Film: Chennai Express
Director: Rohit Shetty
“Don’t underestimate the power of a common man,” says Shah Rukh on numerous occasions in the film. The statement couldn’t be truer. With the crowd flooding films like Golmaals and Singham, the cinema of Rohit Shetty’s genre (we don’t have a name for it yet) has enough encouragement to bloom, and Chennai Express is a byproduct of the same sentiment.
A film whose fate cannot be altered even by a film critic with the abilities of Professor X, critiquing Chennai Express based on standard parameters would be an exercise in futility. Having said that, this film does not even live up to the standards of previous Rohit Shetty films. The film which starts off as an unabashed, in-your-face laugh ride derails (pun intended) into a set-piece drama from the nineties.
It tells the story of a 40-year-old single man, Rahul, who is assigned the task to immerse the remains of his dead grandfather in the sea at Rameshwaram. He boards the Chennai Express with a plan to cheat and leave for Goa with his friends. However, he has no idea that the hand he extends to help Meenama board the train in DDLJ fashion, will also bring him his life’s biggest conflict.

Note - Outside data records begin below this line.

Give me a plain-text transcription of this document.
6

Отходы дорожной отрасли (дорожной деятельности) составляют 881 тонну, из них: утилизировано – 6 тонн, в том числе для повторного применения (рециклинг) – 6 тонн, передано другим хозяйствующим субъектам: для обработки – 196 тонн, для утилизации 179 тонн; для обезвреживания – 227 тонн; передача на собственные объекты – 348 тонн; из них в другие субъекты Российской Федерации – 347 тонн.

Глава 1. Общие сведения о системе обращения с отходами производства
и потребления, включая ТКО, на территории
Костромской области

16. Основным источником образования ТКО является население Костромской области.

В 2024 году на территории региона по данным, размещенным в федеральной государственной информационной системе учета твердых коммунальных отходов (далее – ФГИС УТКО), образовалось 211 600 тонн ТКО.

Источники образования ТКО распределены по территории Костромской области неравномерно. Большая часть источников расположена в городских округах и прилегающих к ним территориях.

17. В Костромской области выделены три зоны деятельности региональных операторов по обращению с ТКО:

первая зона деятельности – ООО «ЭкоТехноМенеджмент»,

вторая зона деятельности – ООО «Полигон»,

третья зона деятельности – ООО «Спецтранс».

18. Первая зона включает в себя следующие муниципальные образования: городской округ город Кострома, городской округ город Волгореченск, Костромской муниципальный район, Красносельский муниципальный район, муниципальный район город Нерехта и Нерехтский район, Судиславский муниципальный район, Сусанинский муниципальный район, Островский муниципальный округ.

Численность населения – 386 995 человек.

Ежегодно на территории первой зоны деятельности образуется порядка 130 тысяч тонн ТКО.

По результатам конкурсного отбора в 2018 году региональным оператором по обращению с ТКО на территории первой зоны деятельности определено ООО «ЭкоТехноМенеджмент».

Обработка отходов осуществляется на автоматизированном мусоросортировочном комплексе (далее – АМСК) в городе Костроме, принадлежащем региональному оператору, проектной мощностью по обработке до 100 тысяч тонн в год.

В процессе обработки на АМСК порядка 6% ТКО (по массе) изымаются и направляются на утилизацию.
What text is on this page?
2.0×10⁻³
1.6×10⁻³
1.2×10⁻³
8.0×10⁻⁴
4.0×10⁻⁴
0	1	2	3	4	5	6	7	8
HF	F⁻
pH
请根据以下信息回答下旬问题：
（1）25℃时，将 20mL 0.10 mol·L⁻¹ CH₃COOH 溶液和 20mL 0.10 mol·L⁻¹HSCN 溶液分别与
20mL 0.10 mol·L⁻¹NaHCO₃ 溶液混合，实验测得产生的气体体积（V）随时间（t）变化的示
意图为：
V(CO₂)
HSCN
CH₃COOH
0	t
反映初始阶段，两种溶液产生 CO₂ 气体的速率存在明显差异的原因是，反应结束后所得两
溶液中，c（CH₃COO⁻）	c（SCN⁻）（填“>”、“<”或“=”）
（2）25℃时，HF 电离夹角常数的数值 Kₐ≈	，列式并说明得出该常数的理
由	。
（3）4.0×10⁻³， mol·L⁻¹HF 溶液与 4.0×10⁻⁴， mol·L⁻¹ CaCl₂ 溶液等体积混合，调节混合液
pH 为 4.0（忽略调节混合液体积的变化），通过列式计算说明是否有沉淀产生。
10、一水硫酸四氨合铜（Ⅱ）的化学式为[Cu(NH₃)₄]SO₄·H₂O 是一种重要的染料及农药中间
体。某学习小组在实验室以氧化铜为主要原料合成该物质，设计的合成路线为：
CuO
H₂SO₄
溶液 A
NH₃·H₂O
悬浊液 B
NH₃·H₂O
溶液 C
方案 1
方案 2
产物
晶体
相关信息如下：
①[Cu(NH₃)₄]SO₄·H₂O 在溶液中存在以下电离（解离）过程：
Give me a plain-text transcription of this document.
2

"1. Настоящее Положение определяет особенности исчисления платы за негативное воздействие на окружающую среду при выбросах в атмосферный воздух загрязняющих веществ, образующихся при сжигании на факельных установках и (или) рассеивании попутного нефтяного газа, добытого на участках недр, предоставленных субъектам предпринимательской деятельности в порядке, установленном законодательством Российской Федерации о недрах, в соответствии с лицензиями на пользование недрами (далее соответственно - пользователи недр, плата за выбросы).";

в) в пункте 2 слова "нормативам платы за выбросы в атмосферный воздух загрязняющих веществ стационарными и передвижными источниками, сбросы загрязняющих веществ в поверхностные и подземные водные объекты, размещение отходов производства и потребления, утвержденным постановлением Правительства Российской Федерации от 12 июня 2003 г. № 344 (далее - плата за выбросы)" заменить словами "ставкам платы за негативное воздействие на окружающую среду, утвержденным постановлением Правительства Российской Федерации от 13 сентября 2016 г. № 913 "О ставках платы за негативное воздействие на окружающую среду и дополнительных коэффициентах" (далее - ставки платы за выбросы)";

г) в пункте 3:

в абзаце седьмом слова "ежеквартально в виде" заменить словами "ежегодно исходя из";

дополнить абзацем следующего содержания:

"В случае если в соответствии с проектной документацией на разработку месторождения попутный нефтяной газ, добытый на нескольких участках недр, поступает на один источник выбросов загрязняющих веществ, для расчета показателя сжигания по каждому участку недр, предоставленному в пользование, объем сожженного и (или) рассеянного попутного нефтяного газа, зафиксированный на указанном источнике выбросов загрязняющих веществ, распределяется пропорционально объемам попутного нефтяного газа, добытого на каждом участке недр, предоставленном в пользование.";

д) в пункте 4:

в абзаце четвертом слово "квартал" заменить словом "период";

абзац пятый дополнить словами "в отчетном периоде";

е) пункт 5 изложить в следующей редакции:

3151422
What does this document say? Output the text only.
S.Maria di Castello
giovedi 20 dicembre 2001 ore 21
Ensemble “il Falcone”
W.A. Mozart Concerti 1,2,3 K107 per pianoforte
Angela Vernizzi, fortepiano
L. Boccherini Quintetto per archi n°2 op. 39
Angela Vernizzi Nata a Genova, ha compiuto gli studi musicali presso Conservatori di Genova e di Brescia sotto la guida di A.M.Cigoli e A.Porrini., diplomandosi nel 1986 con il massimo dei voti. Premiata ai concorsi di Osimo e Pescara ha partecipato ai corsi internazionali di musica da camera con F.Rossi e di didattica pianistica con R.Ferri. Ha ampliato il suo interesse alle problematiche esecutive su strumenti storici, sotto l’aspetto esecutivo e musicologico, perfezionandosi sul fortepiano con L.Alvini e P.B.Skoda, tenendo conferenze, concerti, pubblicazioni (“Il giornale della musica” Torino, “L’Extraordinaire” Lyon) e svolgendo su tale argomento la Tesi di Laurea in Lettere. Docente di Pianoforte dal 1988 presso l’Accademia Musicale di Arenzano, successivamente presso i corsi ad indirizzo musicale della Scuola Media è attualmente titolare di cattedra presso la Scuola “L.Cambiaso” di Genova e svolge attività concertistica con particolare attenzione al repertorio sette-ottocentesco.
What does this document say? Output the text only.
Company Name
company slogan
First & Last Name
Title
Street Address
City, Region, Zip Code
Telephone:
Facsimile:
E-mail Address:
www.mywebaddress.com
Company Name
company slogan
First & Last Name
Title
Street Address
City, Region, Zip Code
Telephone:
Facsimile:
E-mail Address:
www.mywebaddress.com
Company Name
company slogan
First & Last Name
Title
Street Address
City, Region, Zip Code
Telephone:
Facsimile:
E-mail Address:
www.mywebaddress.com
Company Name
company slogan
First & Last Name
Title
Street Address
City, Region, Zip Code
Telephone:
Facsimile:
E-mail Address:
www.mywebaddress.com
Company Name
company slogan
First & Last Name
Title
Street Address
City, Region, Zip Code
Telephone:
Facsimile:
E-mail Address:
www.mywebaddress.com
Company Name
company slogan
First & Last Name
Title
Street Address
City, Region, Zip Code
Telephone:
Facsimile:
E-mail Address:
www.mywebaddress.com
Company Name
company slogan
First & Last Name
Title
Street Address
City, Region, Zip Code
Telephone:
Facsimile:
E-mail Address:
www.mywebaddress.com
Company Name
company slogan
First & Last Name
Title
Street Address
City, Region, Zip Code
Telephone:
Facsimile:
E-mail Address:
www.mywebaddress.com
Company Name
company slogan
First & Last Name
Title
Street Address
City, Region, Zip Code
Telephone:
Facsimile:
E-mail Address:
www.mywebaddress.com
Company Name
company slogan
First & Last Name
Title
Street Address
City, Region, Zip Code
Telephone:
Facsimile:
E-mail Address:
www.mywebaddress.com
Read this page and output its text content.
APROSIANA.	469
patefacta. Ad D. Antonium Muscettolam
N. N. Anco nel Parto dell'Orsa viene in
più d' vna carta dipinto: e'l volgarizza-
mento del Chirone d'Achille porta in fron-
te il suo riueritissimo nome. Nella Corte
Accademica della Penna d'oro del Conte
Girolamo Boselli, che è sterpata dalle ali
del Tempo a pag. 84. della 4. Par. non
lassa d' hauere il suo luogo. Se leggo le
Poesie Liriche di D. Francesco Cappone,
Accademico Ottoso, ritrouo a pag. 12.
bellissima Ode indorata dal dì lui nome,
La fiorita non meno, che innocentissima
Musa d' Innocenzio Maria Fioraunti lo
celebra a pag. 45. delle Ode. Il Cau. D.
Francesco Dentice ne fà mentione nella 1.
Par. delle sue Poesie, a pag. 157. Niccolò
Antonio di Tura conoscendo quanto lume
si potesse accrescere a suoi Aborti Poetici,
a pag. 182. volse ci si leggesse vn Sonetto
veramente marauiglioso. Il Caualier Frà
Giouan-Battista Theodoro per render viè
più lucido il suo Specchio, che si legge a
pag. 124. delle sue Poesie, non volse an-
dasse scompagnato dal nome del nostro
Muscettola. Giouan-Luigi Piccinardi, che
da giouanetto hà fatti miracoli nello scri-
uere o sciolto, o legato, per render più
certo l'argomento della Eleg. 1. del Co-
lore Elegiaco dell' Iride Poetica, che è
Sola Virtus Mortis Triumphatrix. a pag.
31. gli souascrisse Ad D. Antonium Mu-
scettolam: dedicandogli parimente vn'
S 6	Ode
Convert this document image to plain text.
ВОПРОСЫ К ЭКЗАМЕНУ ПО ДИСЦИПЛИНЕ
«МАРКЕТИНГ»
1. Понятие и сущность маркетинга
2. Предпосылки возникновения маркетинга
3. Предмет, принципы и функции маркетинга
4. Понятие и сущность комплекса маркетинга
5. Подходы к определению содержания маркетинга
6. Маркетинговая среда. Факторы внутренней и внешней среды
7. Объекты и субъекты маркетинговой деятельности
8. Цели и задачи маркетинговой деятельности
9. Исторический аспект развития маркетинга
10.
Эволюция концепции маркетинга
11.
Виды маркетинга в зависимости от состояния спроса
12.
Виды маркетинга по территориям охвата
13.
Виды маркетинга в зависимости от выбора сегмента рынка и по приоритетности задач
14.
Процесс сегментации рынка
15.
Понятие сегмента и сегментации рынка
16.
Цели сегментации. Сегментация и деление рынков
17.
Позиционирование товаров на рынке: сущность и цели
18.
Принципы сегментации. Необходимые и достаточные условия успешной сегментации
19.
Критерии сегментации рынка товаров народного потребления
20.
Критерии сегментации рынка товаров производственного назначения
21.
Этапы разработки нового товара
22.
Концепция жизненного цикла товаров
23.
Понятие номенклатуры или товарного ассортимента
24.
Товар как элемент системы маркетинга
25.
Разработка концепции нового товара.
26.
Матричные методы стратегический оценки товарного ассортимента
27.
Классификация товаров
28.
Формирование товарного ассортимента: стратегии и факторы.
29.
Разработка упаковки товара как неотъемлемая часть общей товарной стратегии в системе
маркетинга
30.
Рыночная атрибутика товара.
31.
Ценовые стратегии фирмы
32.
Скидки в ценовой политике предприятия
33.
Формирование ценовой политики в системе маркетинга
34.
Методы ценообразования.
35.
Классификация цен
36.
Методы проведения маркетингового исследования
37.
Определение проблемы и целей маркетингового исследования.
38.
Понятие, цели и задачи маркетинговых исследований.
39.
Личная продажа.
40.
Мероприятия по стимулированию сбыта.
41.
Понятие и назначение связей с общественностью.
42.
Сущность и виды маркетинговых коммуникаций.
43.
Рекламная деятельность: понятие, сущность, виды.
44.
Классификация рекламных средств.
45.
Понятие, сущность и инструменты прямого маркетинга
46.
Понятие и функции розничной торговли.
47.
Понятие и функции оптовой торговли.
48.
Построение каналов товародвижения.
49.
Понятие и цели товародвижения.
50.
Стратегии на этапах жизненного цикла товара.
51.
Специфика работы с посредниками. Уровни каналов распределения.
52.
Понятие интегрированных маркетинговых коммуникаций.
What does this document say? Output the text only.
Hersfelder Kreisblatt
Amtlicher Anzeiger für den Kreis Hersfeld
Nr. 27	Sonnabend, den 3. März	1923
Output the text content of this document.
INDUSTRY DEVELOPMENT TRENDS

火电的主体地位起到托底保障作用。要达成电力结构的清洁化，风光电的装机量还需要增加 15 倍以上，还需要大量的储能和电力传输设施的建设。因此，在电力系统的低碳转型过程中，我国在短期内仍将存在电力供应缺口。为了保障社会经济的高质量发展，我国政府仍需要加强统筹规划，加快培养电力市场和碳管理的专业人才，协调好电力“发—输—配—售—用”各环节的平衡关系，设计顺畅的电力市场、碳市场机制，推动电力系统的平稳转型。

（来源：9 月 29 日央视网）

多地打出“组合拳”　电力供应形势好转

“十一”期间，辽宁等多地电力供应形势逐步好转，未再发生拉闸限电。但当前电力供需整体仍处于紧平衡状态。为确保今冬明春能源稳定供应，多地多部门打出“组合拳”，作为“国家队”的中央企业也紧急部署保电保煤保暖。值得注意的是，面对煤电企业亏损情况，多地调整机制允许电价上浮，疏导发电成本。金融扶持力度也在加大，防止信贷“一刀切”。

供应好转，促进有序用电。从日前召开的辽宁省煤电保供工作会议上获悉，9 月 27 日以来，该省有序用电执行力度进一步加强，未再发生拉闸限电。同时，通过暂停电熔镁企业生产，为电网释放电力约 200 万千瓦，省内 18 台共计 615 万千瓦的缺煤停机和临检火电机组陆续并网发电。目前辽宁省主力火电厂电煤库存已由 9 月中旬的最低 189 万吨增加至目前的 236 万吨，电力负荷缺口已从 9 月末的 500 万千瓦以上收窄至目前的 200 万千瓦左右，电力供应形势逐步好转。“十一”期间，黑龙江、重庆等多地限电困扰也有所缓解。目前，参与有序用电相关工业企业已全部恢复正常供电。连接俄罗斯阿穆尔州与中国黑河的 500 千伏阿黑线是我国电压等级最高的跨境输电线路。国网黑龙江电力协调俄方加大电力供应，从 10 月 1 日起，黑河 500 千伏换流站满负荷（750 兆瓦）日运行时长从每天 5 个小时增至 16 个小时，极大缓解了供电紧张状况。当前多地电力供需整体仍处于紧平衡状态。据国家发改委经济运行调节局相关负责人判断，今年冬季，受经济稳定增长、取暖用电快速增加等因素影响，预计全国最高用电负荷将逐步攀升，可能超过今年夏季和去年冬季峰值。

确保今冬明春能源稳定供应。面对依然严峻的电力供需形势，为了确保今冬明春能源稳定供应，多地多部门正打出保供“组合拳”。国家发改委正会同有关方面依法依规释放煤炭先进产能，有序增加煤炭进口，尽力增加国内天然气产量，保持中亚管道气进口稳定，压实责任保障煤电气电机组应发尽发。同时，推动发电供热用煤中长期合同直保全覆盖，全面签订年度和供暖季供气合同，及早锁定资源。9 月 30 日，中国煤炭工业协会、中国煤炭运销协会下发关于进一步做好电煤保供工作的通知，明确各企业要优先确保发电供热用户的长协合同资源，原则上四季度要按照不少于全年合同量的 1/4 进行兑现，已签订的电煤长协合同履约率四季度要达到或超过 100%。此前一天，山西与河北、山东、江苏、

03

You see the film from Rahul’s perspective and therefore most of the humour is generated from his inability to understand Tamil and his forced attempt to stereotypically mimic the sounds. With a dearth of mind-blowingly hilarious moments, you have to make do mostly with whatever little banter Deepika and SRK share.
SRK’s effortless portrayal of Rahul relies heavily on the fact that he is playing his pet character on screen. From self-deprecating humour to puppy-face romantic looks to a beaten-to-pulp lover displaying courage, he puts his entire repertoire from DDLJ on display again.
Deepika, whose name quite fittingly appears before SRK’s in the opening credits, is the real star of this film. Her timely, accented punch-lines like “Kahaan se laiye ayisi bawkwaas dictionary?” and other cute Hindi phrases are what keep you upbeat during the endless 2.45 hours. And, the way she looks throughout the film, if enough girls watch the film, Deepika may be responsible for bringing sarees and half-sarees back into mass-fashion.
Apart from that, Chennai Express is a typical medium-distance journey in a second-class bogey. Rohit Shetty’s fetishes for cars toppling like dominos and fist fights with hefty people flying in all directions are stimulating on no level. Add to that a clichéd plot where Sathyaraj, who plays Meenama’s father Durgeshwara Azhagusundaram, finally let’s go of his daughter’s hand in the Jaa Simran Jaa sentiment, absolutely kills the mood.
Watch it for Deepika Padukone and a couple of chuckles, if you must. Most importantly, be careful common man, your attendance will make or break the film.